I’ve not written a post for a while that just draws attention to another discussion. But I thought Mark Jackson’s two articles from the past week or so were absolutely brilliant. Mark – look me up sometime, I’d love to buy you a beer.
It also rekindled my thinking that I need to finally change the name of my firm. You all know what a joy doing that is, especially when you have strong search rank for your old domain name.
I hear this all the time
“I’m a designer and I don’t really do I.T.”
“I’m more of an I.T. person, I don’t really do design.”
“I looked at competitor sites and built something similar.”
“We don’t really look at our site’s statistics much.”
…and on….
I’m old. I’m blessed (cursed?) with a background EXTENSIVE in both I.T., Design, and Search Marketing. What I realized even with the different viewpoints is that SEM (Search Engine Marketing) is far more important than any pixel tweaking or snazzy coding ever was or would be to the growth of a web business. I imagine I see the world like those flies that have 100s of lenses each giving a slightly different angle on things.
In 1998 when I started, I was all about web design and meta tags, but over the next 3-4 years, through 2002, I did more and more real search marketing. By 2004, it was almost full-time, a split between organic SEO, PPC, and landing page optimization. Design was done as a necessary vehicle to achieve search rank – sort of a super-landing-page project (in my mind at least.) Site Creations, Inc. doesn’t fit anymore. I’m going to have to rebrand soon to be faithful to this change.
I feel that no design should be started without a true SEM expert present at the meeting, and throughout design. This introduces confusion into my sales activity, of course. Most people come to me wanting web design, often for abysmal product offerings. I want to help, but unless they have a great offer, and truly understand how conversion-driven design works, I have a hard time staying enthused unless we can address some of the underlying issues first. I thought David Rodnitzky did a nice job of summing up one way this can work:
….frequently pitch clients on a combination of ongoing SEM consulting and a one-time usability tune-up. Again, this is a win-win situation – I get more of the client’s business by charging for the usability assessment, the client gets a much better converting Web site out of the deal, and we both end up satisfied with the increased success of the search engine marketing campaign….
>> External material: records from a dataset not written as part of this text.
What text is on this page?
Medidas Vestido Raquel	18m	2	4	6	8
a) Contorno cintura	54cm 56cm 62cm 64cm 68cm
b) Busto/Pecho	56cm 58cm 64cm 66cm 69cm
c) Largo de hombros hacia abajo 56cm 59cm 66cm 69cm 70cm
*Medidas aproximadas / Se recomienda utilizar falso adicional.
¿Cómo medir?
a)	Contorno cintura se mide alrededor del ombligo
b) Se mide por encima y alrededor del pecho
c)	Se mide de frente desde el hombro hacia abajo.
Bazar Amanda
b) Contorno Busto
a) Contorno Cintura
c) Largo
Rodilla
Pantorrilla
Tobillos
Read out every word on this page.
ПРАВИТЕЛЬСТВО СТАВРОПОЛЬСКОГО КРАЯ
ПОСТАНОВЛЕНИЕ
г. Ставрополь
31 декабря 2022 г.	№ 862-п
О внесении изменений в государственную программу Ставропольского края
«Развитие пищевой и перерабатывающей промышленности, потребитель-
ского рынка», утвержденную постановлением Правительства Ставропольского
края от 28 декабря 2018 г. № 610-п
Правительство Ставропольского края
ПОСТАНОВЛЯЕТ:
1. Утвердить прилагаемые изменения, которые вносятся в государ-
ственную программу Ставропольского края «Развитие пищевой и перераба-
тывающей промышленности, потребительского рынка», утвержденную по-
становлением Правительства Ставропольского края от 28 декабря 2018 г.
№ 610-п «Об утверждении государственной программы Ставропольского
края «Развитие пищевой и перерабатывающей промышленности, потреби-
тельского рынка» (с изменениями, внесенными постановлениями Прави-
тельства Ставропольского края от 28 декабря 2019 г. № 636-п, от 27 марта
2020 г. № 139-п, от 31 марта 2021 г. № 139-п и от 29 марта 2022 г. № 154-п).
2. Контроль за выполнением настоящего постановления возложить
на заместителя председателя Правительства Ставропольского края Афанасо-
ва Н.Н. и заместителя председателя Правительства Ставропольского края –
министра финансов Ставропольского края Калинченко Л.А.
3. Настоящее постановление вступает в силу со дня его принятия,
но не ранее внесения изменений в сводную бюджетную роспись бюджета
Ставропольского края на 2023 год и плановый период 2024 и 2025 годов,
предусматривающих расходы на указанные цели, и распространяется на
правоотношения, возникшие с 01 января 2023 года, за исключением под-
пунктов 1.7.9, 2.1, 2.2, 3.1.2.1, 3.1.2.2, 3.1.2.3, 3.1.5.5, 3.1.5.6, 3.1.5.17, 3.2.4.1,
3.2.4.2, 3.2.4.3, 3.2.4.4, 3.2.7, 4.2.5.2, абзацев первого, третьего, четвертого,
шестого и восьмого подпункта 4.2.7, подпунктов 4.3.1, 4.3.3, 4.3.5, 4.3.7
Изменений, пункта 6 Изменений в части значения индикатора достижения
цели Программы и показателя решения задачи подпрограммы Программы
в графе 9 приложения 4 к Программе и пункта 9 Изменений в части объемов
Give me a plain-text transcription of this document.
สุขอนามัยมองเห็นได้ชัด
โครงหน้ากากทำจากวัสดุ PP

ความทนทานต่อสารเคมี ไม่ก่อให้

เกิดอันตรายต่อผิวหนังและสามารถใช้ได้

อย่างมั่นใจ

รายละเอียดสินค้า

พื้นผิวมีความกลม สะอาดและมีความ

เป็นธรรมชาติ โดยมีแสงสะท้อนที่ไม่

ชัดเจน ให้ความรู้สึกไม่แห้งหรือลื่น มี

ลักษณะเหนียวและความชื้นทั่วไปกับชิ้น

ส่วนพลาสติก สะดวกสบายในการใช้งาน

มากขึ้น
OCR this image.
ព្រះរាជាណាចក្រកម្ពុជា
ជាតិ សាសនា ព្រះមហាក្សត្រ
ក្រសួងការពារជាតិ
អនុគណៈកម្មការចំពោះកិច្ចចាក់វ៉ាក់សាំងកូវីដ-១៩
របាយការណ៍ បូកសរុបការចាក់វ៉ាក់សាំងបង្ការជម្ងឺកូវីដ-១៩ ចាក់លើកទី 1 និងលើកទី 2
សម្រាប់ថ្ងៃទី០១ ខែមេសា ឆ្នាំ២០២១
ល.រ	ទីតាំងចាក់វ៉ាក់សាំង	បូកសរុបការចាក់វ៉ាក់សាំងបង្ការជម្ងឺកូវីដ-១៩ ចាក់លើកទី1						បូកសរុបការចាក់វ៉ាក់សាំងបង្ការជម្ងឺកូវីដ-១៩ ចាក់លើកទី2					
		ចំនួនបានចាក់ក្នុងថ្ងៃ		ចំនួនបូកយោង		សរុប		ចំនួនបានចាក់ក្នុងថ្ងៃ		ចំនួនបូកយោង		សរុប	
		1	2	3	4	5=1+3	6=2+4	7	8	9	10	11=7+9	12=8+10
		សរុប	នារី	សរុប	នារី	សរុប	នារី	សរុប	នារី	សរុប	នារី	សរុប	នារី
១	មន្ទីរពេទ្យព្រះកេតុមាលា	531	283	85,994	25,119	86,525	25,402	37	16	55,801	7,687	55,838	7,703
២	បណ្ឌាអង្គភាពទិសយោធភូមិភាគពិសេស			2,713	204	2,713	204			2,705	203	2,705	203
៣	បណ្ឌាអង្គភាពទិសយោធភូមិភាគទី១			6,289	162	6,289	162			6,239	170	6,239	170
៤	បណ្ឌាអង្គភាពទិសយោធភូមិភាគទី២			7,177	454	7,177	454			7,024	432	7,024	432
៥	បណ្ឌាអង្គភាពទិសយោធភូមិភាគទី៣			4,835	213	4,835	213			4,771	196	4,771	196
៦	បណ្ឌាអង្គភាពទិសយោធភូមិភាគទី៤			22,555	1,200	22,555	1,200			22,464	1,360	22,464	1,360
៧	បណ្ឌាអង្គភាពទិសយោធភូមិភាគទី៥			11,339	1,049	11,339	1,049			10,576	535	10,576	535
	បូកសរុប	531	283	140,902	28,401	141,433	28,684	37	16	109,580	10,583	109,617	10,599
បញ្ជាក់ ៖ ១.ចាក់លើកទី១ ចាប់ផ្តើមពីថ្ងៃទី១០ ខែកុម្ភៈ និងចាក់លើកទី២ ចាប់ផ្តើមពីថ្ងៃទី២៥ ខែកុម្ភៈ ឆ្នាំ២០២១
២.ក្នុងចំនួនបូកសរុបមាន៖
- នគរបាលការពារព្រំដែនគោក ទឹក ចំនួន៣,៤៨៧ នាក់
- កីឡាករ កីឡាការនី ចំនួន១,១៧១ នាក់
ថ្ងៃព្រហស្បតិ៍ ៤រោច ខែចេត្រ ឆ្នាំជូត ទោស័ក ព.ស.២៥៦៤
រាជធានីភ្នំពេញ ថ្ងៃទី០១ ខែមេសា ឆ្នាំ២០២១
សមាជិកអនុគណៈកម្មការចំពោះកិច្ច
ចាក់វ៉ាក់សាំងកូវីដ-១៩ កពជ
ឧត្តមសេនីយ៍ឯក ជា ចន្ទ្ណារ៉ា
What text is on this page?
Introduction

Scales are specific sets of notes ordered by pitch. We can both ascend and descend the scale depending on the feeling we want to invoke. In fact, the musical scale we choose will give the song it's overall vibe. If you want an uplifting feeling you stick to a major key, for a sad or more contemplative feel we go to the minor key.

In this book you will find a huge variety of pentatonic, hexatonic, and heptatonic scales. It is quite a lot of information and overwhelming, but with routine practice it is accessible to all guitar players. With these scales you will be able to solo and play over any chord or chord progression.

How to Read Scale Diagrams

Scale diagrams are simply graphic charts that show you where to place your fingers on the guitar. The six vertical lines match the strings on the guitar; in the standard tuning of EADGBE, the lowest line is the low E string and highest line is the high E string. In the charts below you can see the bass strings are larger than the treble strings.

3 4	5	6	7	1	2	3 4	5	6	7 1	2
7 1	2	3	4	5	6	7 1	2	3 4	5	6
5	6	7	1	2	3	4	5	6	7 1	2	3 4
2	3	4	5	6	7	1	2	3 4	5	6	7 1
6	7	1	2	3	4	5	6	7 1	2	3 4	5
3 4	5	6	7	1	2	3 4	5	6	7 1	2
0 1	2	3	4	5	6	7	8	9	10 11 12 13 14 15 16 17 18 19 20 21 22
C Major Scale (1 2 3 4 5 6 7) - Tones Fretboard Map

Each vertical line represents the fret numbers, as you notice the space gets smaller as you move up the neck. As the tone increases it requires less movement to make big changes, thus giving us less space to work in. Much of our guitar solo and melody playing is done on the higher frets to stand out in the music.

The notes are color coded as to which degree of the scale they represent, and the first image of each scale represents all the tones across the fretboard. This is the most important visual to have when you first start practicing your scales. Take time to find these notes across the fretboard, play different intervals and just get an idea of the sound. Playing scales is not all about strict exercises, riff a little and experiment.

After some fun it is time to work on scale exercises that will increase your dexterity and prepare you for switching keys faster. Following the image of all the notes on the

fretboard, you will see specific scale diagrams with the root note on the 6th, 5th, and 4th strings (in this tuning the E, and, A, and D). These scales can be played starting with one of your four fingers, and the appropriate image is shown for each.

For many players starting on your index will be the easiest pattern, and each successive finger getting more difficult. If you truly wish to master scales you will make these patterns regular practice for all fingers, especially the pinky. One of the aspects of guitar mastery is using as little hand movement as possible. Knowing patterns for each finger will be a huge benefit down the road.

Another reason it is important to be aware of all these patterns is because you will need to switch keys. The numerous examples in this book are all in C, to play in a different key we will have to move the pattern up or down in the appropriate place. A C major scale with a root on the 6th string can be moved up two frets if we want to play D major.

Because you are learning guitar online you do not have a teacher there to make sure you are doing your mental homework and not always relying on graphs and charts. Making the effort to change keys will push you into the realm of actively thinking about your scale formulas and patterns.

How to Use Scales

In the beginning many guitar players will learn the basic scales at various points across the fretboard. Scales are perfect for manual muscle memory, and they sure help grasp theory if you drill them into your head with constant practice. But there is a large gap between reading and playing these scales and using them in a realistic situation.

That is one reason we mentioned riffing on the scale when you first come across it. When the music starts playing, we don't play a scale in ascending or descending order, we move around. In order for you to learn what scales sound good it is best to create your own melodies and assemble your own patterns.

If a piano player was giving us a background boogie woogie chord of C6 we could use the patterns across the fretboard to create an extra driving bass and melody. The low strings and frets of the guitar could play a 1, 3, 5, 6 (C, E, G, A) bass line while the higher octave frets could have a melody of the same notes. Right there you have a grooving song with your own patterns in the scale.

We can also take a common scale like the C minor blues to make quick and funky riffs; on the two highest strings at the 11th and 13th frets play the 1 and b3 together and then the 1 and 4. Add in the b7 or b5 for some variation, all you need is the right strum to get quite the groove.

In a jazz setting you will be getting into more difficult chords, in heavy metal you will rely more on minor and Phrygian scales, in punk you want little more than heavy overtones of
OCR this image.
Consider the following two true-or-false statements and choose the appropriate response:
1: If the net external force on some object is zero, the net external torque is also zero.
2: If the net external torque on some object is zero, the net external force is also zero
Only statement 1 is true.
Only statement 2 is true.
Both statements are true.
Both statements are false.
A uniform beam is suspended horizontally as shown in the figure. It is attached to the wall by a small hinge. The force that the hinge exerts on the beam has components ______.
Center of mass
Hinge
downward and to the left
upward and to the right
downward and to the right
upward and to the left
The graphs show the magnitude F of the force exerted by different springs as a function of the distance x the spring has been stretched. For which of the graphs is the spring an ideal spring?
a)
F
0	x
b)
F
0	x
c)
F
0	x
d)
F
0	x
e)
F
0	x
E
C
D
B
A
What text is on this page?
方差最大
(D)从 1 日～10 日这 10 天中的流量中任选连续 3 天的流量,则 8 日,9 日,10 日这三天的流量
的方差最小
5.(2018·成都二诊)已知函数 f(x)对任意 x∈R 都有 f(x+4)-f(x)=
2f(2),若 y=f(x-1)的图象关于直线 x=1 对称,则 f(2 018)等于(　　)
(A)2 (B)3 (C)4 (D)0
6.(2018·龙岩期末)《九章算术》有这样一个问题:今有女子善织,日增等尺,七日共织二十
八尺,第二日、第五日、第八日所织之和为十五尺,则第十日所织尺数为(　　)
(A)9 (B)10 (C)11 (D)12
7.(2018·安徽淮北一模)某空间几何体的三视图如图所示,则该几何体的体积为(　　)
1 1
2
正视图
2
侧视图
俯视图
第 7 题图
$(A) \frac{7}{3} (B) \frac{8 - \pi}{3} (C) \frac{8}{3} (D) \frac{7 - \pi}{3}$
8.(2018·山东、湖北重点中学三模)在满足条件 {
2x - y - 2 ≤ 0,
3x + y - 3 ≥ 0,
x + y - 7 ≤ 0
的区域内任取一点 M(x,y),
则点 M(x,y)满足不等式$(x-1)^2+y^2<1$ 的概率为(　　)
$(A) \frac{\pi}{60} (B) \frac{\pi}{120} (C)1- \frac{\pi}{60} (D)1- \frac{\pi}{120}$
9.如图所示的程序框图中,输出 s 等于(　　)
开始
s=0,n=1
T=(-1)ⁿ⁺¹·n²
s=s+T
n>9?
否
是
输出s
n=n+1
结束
….it’s important as a consultant to try to bring these folks at least a little closer to earth and establish realistic and clearly understood goals at the beginning of the relationship….
I realize that I.T. and design skills are both vital to the success of many sites – features, functions, branding, and identity are naturally very important. But when “expertise-egos” get in the way, you lose. When that feature is taken too far for no good reason, or when that customer-driven design compromise makes you feel defensive, it’s time to hand over the keys.